Je me contente de hausser les épaules. Aucune idée. Si mes frangins ont continué à me travailler au corps sur l'idée de me laisser aller ce soir, ça dépendra aussi de ce qui va se présenter. Contrairement à certains, je ne me tape pas tout ce qui bouge et qui suce. Pensée toute spéciale à Gabin qui « profite de sa jeunesse » et Hugo, justement, qui a tendance à oublier sa femme. Qui doit être au courant depuis le temps. Enfin j'imagine, ou alors elle est sourde vu les discussions qui tournent à table pendant les rassemblements de famille. J'ai laissé tomber l'idée de comprendre leur couple, à force.
— Peut-être, peut-être pas, dis-je tout bas en me penchant pour qu'il m'entende sans avoir à hurler. On verra bien ce qui s'amène.
— Pas de pétasse ?
— Pas de pétasse, ris-je. De la queue uniquement, tu me connais.
— Ouais, bon, tu sais mon avis là-dessus : un cul est un cul, peu importe ce qui l'accompagne. J'ai jamais compris ce que tu n'aimais pas chez les nanas. Pour les mecs, je vois ce qui t'attire, évidemment, mais les nénettes ?
— On a déjà eu cette discussion, tu es bi, moi gay, ça ne me la fait pas lever, c'est tout. Je pourrais te faire la liste de ce qui me fait débander chez une femme que ça nous prendrait la semaine pour faire le tour.
Il ricane et prend une nouvelle rasade d'eau. Elle est fraîche, posée depuis peu. Tonio a dû faire un tour derrière la scène pour glisser les bouteilles au plus proche de la batterie sans qu'on le remarque. Je l'adore. Je suis toujours étonné de voir les potes que Gabin a pu se faire alors qu'il est... un peu con, il faut le dire. Peut-être parce qu'il est mignon quand il ferme sa gueule.
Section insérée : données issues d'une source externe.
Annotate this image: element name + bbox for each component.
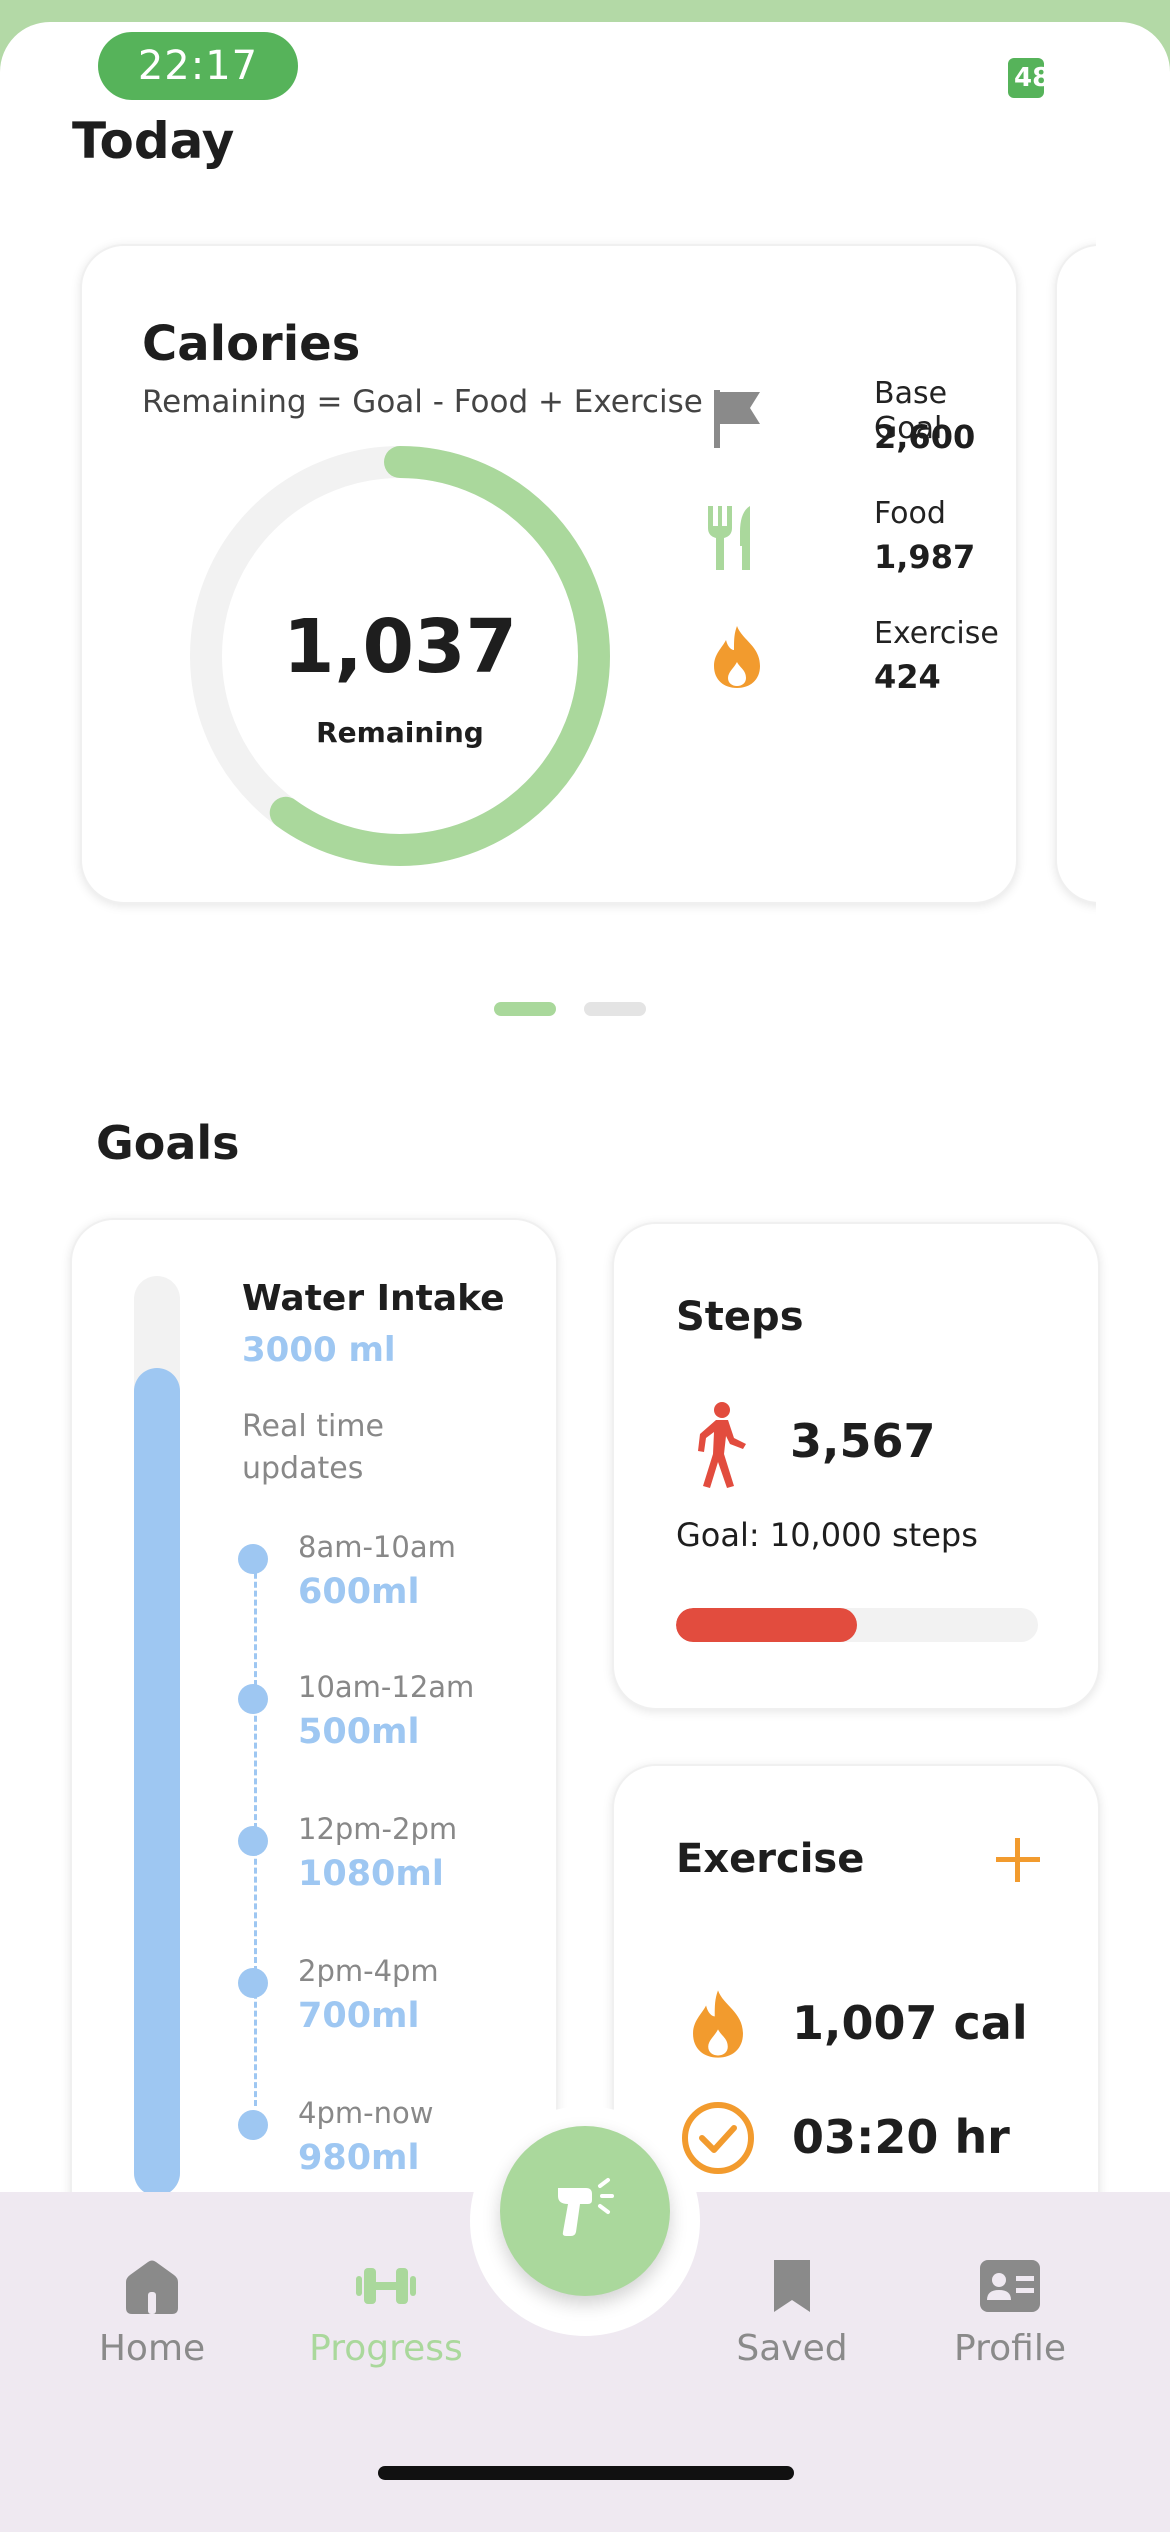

Profitant de l'obscurité et du calme relatif qui s'est installé pour la pause, je me retourne et observe la grande salle. C'est petit, mais bien fichu. Je sais que les gens nous voient malgré les lumières qui ont été désactivées, et pourtant tout le monde respecte ce moment d'intimité que l'on nous donne. Les plus curieux jettent des coups d'œil presque furtifs et ça a le don de me faire sourire. Peu importe les années, les comportements des fans ne changent pas. Aux coins avant de la scène, Timothé et Justin, nos gardes du corps pour cette lubie d'un soir, font leur office et découragent les gens de monter sur l'estrade.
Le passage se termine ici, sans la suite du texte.